Con estas palabras concluye Pablo de Tarso la exhortación (2Co 5,17-6,2) que hace a la comunidad de Corinto para recibir con entusiasmo la gracia de Cristo y con su fuerza, dejarse reconciliar con Dios y con los hermanos. Estas mismas palabras han resonado en los oídos y en el corazón de nuestras comunidades católicas en la celebración del Miércoles de Ceniza, que recientemente hemos vivido.
La Cuaresma ha llegado una vez más en este 2026 a tocar nuestra puerta, invitándonos a volver nuestra mirada a la fragilidad de nuestra condición y al mismo tiempo, a aprovechar estos días como una oportunidad privilegiada para recibir y ejercer la reconciliación.
Se ha abierto ante nosotros un tiempo extraordinario de gracia, un tiempo suficiente, cuarenta días, para volver a las fuentes de nuestra experiencia de fe. La Cuaresma ha regresado para plantearnos de nuevo una elección de vida: seguir el camino trazado por el Señor para nuestra felicidad o elegir el camino del espíritu del mundo, que aparentemente conduce a la plenitud personal pero que al final termina en decepciones y esclavitudes interiores persistentes. Cuaresma, entonces es ante todo una voz que llama al centro del corazón para crecer en la elección libre del seguimiento de Cristo.
Dentro de este tiempo cuaresmal, las liturgias de los domingos se nos presentarán como el momento para escuchar esa voz que nos indicará los pasos para alcanzar la verdadera libertad. Así, el domingo pasado hemos escuchado en el relato de las tentaciones de Cristo, presentado por Mateo, la propia lucha del Hijo de Dios para llevar a cumplimiento su misión en plena libertad. Cristo, en su elección libre de la voluntad divina, nos indica también a los creyentes la vía para crecer en una auténtica libertad, frente a las propuestas seductoras de mundanidad que nos acechan constantemente. Es Cristo quien vence las tentaciones, y como diría San Agustín: en Él y con Él, también podemos proclamarnos vencedores frente al atractivo deseo de enfocar nuestras decisiones de vida únicamente hacia el ansia insaciable del pan, de la imagen, de las riquezas y del poder.
La Cuaresma, lejos de ser un tiempo de tristezas, de penitencia lúgubre o de renuncias sin sentido, es ante todo una oportunidad para crecer en nuestra respuesta de fe, ejerciendo el precioso don de la libertad en nuestras opciones y acciones.
Durante este 2026, nuestro arzobispo, el cardenal Luis José Rueda Aparicio nos ha invitado en la dinámica del proceso evangelizador del Camino Discipular Misionero a nutrir nuestra fe, a redescubrir el don precioso de creer en el amor de Dios. Es la Cuaresma el tiempo favorable para mirar nuevamente nuestras elecciones bajo el prisma de la fe, volviendo a valorar el don maravilloso que el Señor ha puesto en nuestras manos: creer en Cristo, su amor y su gracia.

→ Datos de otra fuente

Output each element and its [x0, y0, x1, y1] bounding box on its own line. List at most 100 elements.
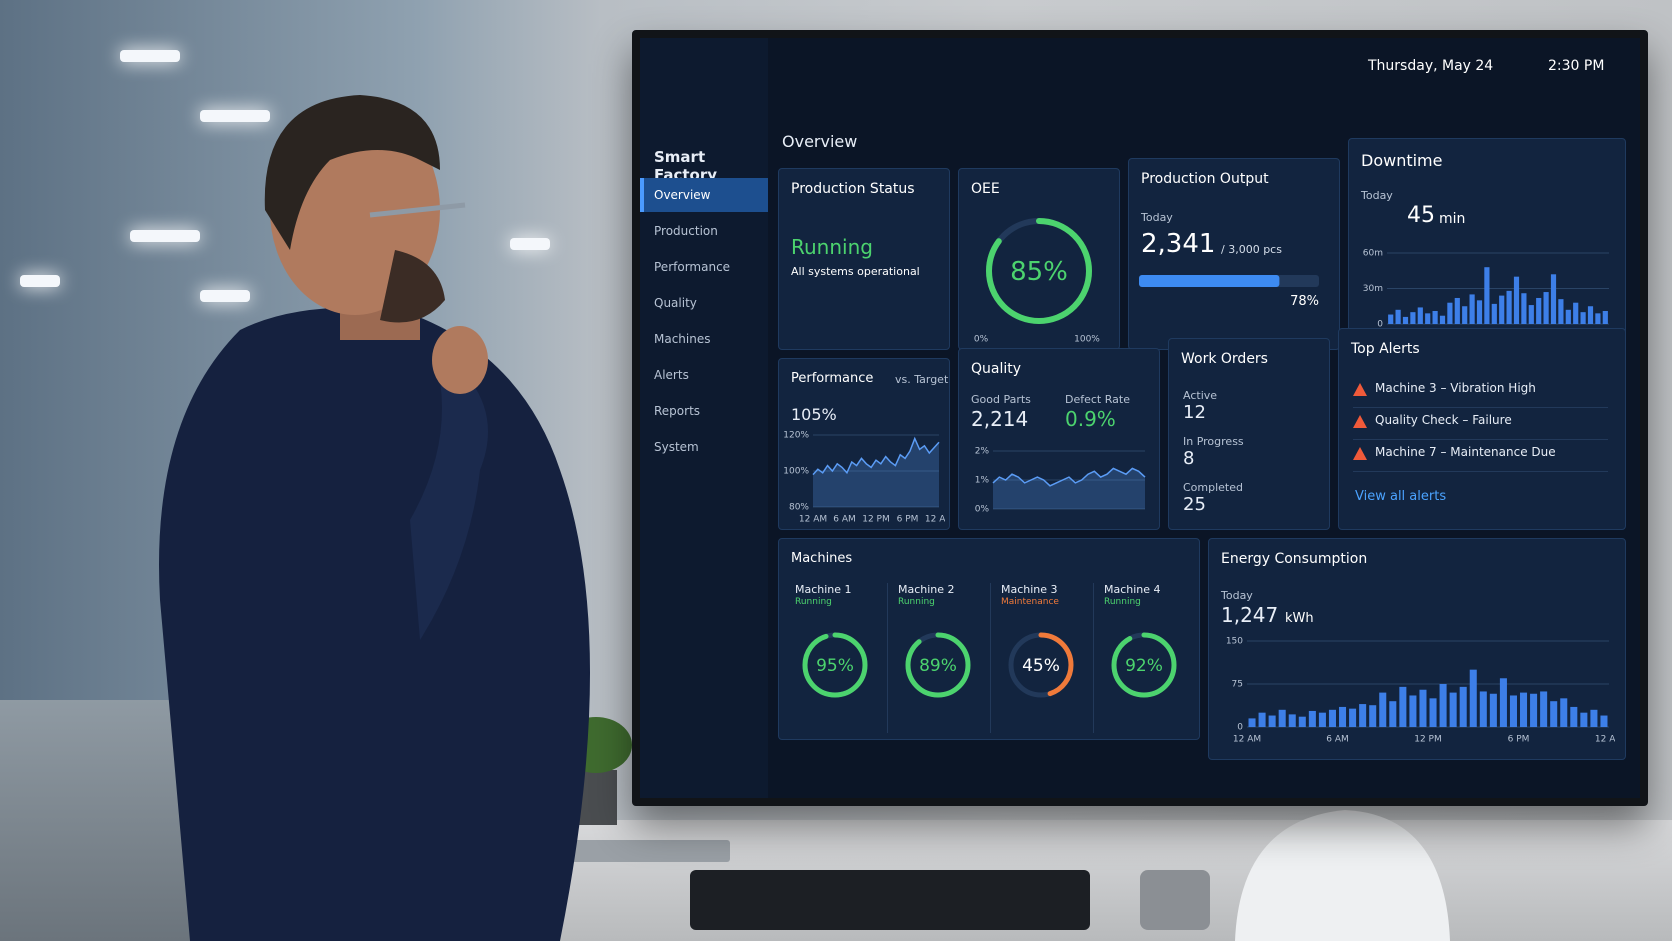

Hemos escuchado tantas veces en comentarios y libros que circulan en nuestro ambiente poscristiano que la fe católica consiste en una especie de renuncia ciega a los gustos de la vida, a aquellas cosas que la hacen más bella y agradable. Desde esta visión, el católico viene presentado como una persona frustrada, que ha abandonado sin ningún sentido lo mejor de la existencia a cambio de nada. Además, la fe viene expuesta como una imposición cultural, donde la opción libre del sujeto no tiene ninguna relevancia, sino que la creencia aparece como una especie de coacción, hecha por el contexto familiar o social. Esta posición tergiversada no tiene nada que ver con la realidad de lo que significa la opción libre de la fe cristiana. Como gustaba afirmar el papa Benedicto XVI, la fe se propone, no se impone.
Una vez más, al iniciar este trienio de la fe en nuestra Arquidiócesis, la madre Iglesia nos vuelve a proponer con la Cuaresma plantearnos la respuesta libre de nuestra voluntad frente a la fe. Como una buena educadora, la Iglesia nos entrega la caja de herramientas para poner en práctica nuestra opción libre y así, crecer en la fe. Se nos proponen en este tiempo favorable el ayuno, la oración y la acción caritativa hacia los necesitados para que, utilizándolos, reorientemos nuestras ansias, a veces desenfrenadas, de placer, de poder y de tener hacia el amor a Dios y al prójimo.
Que nuestras opciones cuaresmales, guiadas por el espíritu de Cristo, nos hagan personas más libres para que con alegría y con una mayor conciencia de nuestra necesidad de amar, lleguemos a comienzos de abril a celebrar la vida nueva, victoriosa sobre la muerte, que la Pascua nos entregará.